Il prestanome non risponde dei reati tributari solo se è privo di possibilità di ingerenza nella gestione
In tema di reati tributari, il prestanome non risponde dei delitti in materia di dichiarazione previsti dal DLgs. 74/2000, solo se è privo di qualunque potere o possibilità di ingerenza nella gestione della società (Cass. n. 47110/2013).
Così, nella sentenza n. 8141 depositata ieri dalla Cassazione, è stata confermata la condanna per il reato previsto dall’art. 4 del DLgs. 74/2000 nei confronti di alcuni amministratori di società considerati quali “teste di legno” rispetto a un amministratore di fatto che aveva organizzato un meccanismo illecito per l’evasione fiscale.

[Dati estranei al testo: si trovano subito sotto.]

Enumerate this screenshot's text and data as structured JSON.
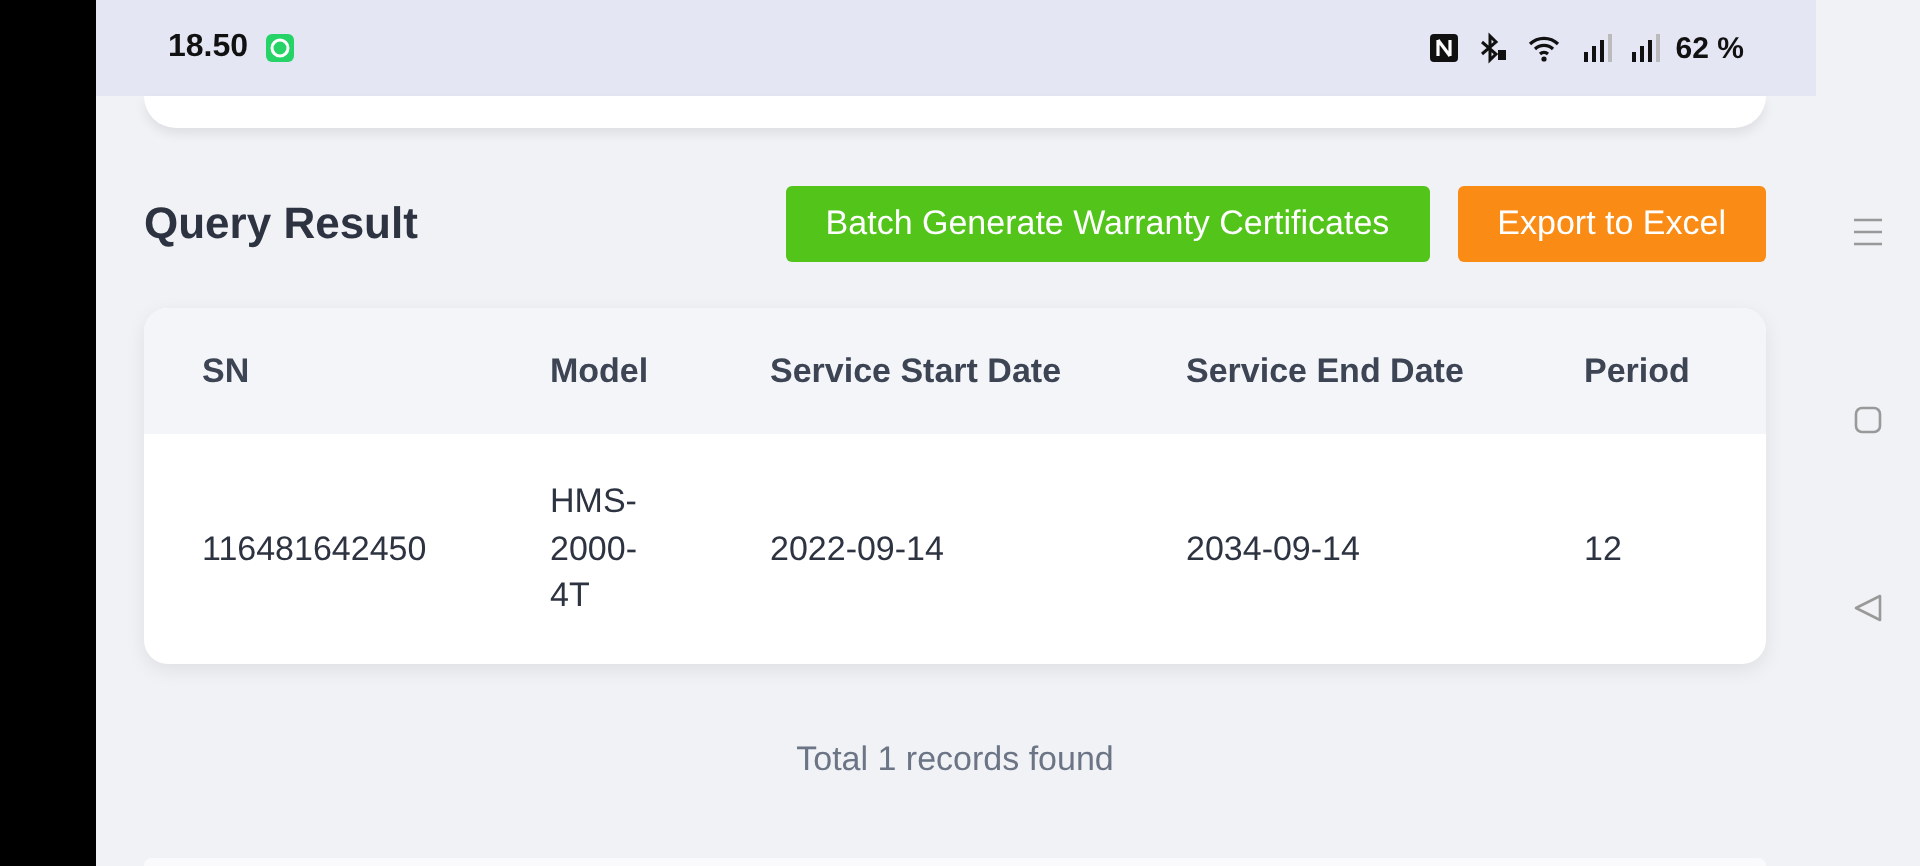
{
  "status_bar": {
    "time": "18.50",
    "battery": "62 %"
  },
  "section_title": "Query Result",
  "buttons": [
    {
      "label": "Batch Generate Warranty Certificates",
      "kind": "primary"
    },
    {
      "label": "Export to Excel",
      "kind": "export"
    }
  ],
  "table": {
    "columns": [
      "SN",
      "Model",
      "Service Start Date",
      "Service End Date",
      "Period"
    ],
    "rows": [
      [
        "116481642450",
        "HMS-2000-4T",
        "2022-09-14",
        "2034-09-14",
        "12"
      ]
    ]
  },
  "footer": "Total 1 records found"
}
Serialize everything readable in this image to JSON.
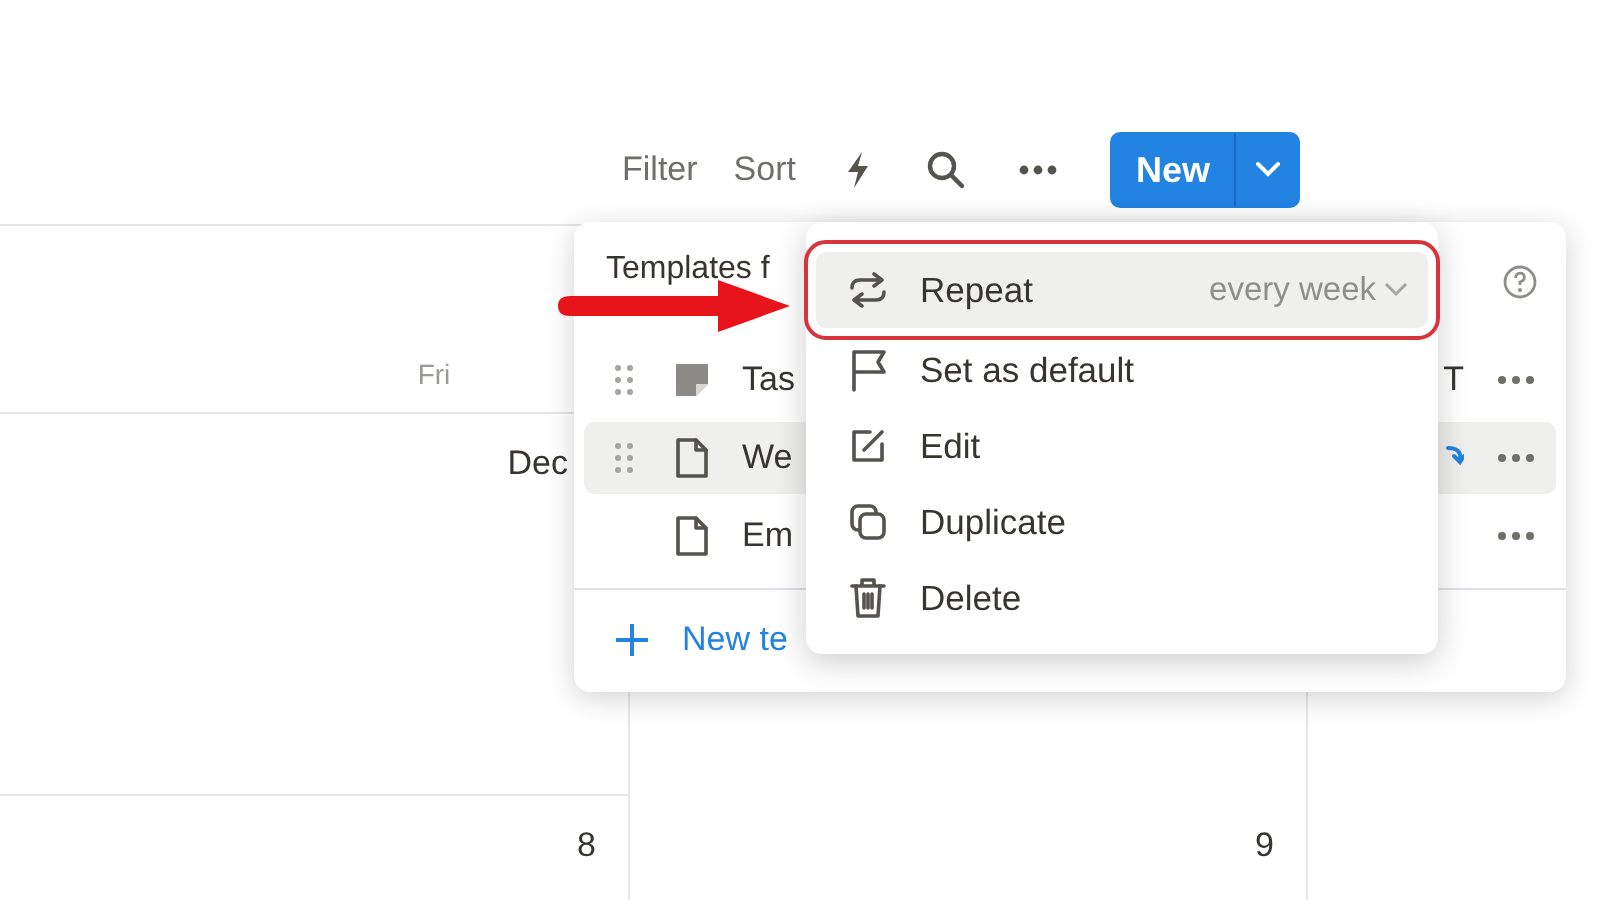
{
  "toolbar": {
    "items": [
      {
        "kind": "text",
        "label": "Filter"
      },
      {
        "kind": "text",
        "label": "Sort"
      },
      {
        "kind": "bolt"
      },
      {
        "kind": "search"
      },
      {
        "kind": "more"
      }
    ],
    "new_button": "New"
  },
  "calendar": {
    "day_header": "Fri",
    "month_label": "Dec",
    "day_numbers": [
      "8",
      "9"
    ]
  },
  "templates_popup": {
    "title": "Templates f",
    "rows": [
      {
        "name": "Tas",
        "kind": "note",
        "draggable": true,
        "selected": false,
        "repeating": false,
        "suffix": "T"
      },
      {
        "name": "We",
        "kind": "page",
        "draggable": true,
        "selected": true,
        "repeating": true
      },
      {
        "name": "Em",
        "kind": "page",
        "draggable": false,
        "selected": false,
        "repeating": false
      }
    ],
    "new_template": "New te"
  },
  "context_menu": {
    "items": [
      {
        "kind": "repeat",
        "label": "Repeat",
        "value": "every week",
        "highlighted": true
      },
      {
        "kind": "flag",
        "label": "Set as default",
        "highlighted": false
      },
      {
        "kind": "edit",
        "label": "Edit",
        "highlighted": false
      },
      {
        "kind": "duplicate",
        "label": "Duplicate",
        "highlighted": false
      },
      {
        "kind": "trash",
        "label": "Delete",
        "highlighted": false
      }
    ]
  }
}
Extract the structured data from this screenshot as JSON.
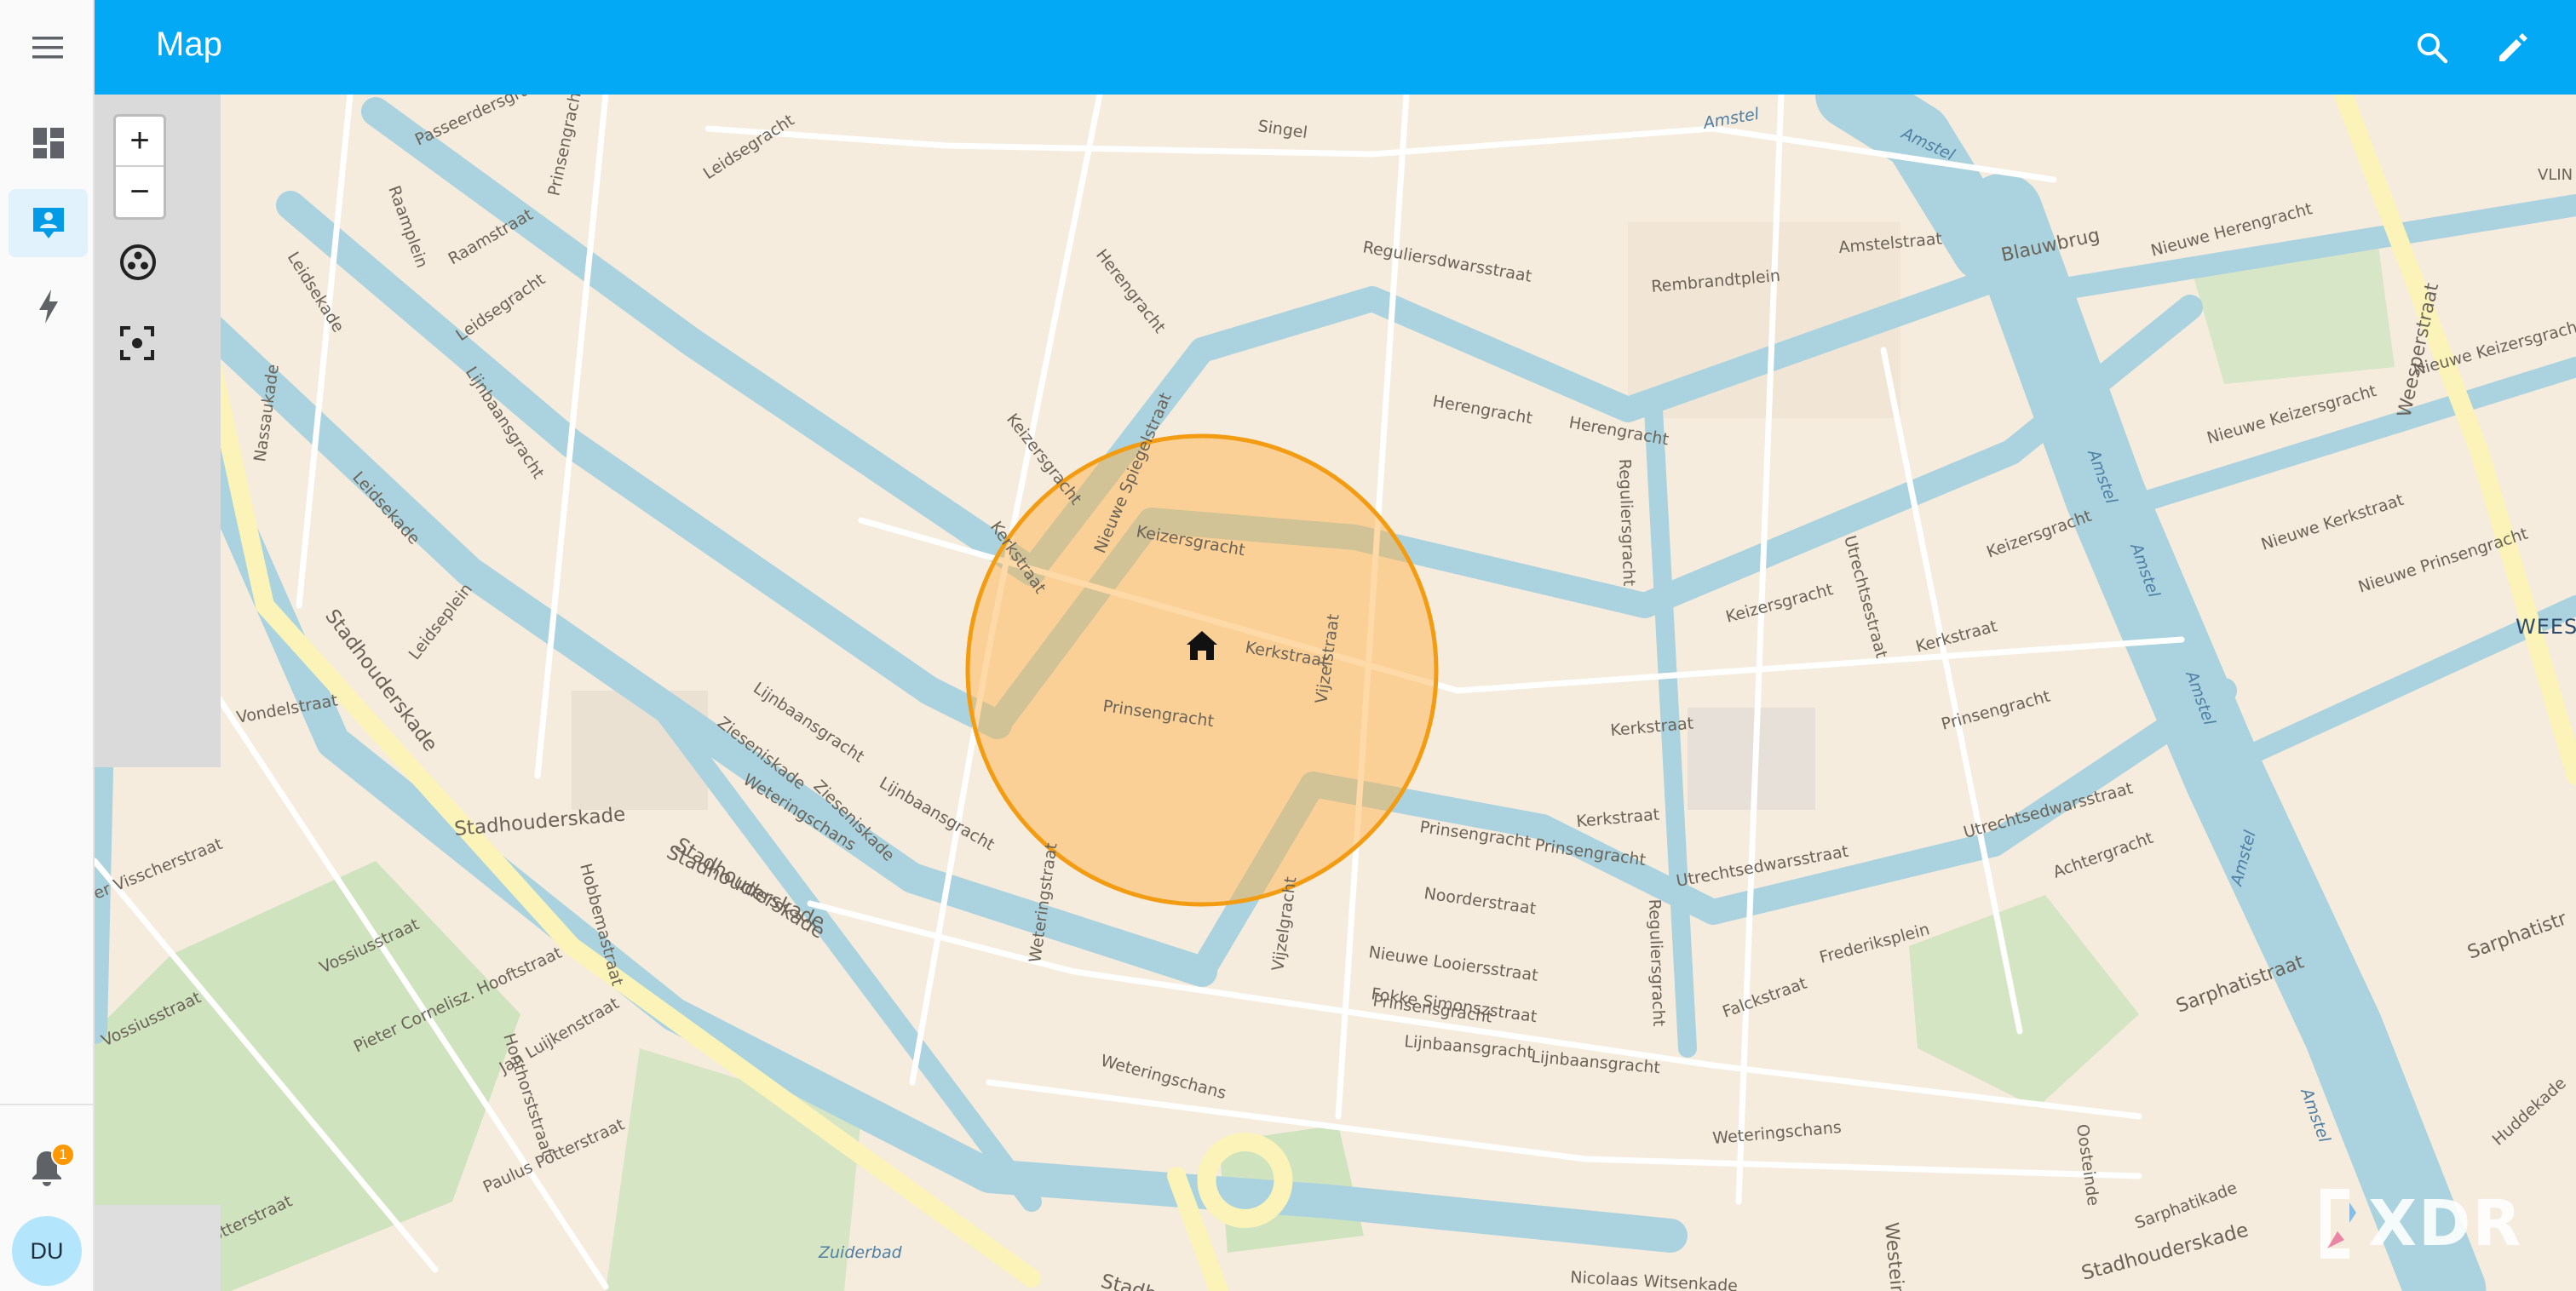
{
  "header": {
    "title": "Map"
  },
  "sidebar": {
    "notification_count": "1",
    "avatar_initials": "DU"
  },
  "map": {
    "zoom_in_label": "+",
    "zoom_out_label": "−",
    "watermark": "XDR",
    "streets": {
      "s1": "Singel",
      "s2": "Passeerdersgracht",
      "s3": "Leidsegracht",
      "s4": "Raamstraat",
      "s5": "Raamplein",
      "s6": "Prinsengracht",
      "s7": "Leidsekade",
      "s8": "Leidsegracht",
      "s9": "Lijnbaansgracht",
      "s10": "Nassaukade",
      "s11": "Leidsekade",
      "s12": "Leidseplein",
      "s13": "Stadhouderskade",
      "s14": "Vondelstraat",
      "s15": "Herengracht",
      "s16": "Reguliersdwarsstraat",
      "s17": "Rembrandtplein",
      "s18": "Amstelstraat",
      "s19": "Blauwbrug",
      "s20": "Nieuwe Herengracht",
      "s21": "Amstel",
      "s22": "Herengracht",
      "s23": "Herengracht",
      "s24": "Keizersgracht",
      "s25": "Nieuwe Spiegelstraat",
      "s26": "Keizersgracht",
      "s27": "Kerkstraat",
      "s28": "Kerkstraat",
      "s29": "Vijzelstraat",
      "s30": "Prinsengracht",
      "s31": "Reguliersgracht",
      "s32": "Utrechtsestraat",
      "s33": "Keizersgracht",
      "s34": "Keizersgracht",
      "s35": "Kerkstraat",
      "s36": "Kerkstraat",
      "s37": "Prinsengracht",
      "s38": "Nieuwe Keizersgracht",
      "s39": "Nieuwe Kerkstraat",
      "s40": "Nieuwe Prinsengracht",
      "s41": "Weesperstraat",
      "s42": "Nieuwe Keizersgracht",
      "s43": "Lijnbaansgracht",
      "s44": "Zieseniskade",
      "s45": "Zieseniskade",
      "s46": "Lijnbaansgracht",
      "s47": "Weteringschans",
      "s48": "Stadhouderskade",
      "s49": "Stadhouderskade",
      "s50": "Prinsengracht",
      "s51": "Prinsengracht",
      "s52": "Noorderstraat",
      "s53": "Utrechtsedwarsstraat",
      "s54": "Utrechtsedwarsstraat",
      "s55": "Achtergracht",
      "s56": "Frederiksplein",
      "s57": "Weteringstraat",
      "s58": "Vijzelgracht",
      "s59": "Nieuwe Looiersstraat",
      "s60": "Fokke Simonszstraat",
      "s61": "Lijnbaansgracht",
      "s62": "Lijnbaansgracht",
      "s63": "Falckstraat",
      "s64": "Sarphatistraat",
      "s65": "Sarphatistr",
      "s66": "Amstel",
      "s67": "Amstel",
      "s68": "Weteringschans",
      "s69": "Weteringschans",
      "s70": "Nicolaas Witsenkade",
      "s71": "Stadhouderskade",
      "s72": "Stadhouderskade",
      "s73": "Sarphatikade",
      "s74": "Oosteinde",
      "s75": "Huddekade",
      "s76": "Westeinde",
      "s77": "Hobbemastraat",
      "s78": "Vossiusstraat",
      "s79": "Vossiusstraat",
      "s80": "Pieter Cornelisz. Hooftstraat",
      "s81": "Jan Luijkenstraat",
      "s82": "Honthorststraat",
      "s83": "Paulus Potterstraat",
      "s84": "Paulus Potterstraat",
      "s85": "er Visscherstraat",
      "s86": "Stadhouderskade",
      "s87": "Amstel",
      "s88": "Amstel",
      "s89": "Amstel",
      "s90": "Kerkstraat",
      "s91": "Prinsensgracht",
      "s92": "Amstel",
      "s93": "Reguliersgracht"
    },
    "district_label": "WEES",
    "district_label2": "VLIN",
    "water_label": "Zuiderbad"
  },
  "colors": {
    "header": "#03a9f4",
    "zone_fill": "#ffb14a",
    "zone_stroke": "#f39c12",
    "water": "#aad3df",
    "land": "#f5ecdd",
    "park": "#cde4bd",
    "major_road": "#fbf3b8"
  }
}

Nel caso di specie, non emergeva affatto l’assenza di ogni possibilità di ingerenza nella gestione, che, in verità, per i ricorrenti si esplica innanzitutto nel potere di sottoscrizione delle dichiarazioni annuali, di fatto esercitato. Anzi, la fattiva e consapevole compartecipazione di costoro al fatto illecito viene affermata sottolineando la facilità dell’esercizio di un dovere di vigilanza da parte dei rappresentanti legali di società alquanto piccole, la sottoscrizione delle dichiarazioni correlate alla carica rivestita, nonché del contratto di cash pooling.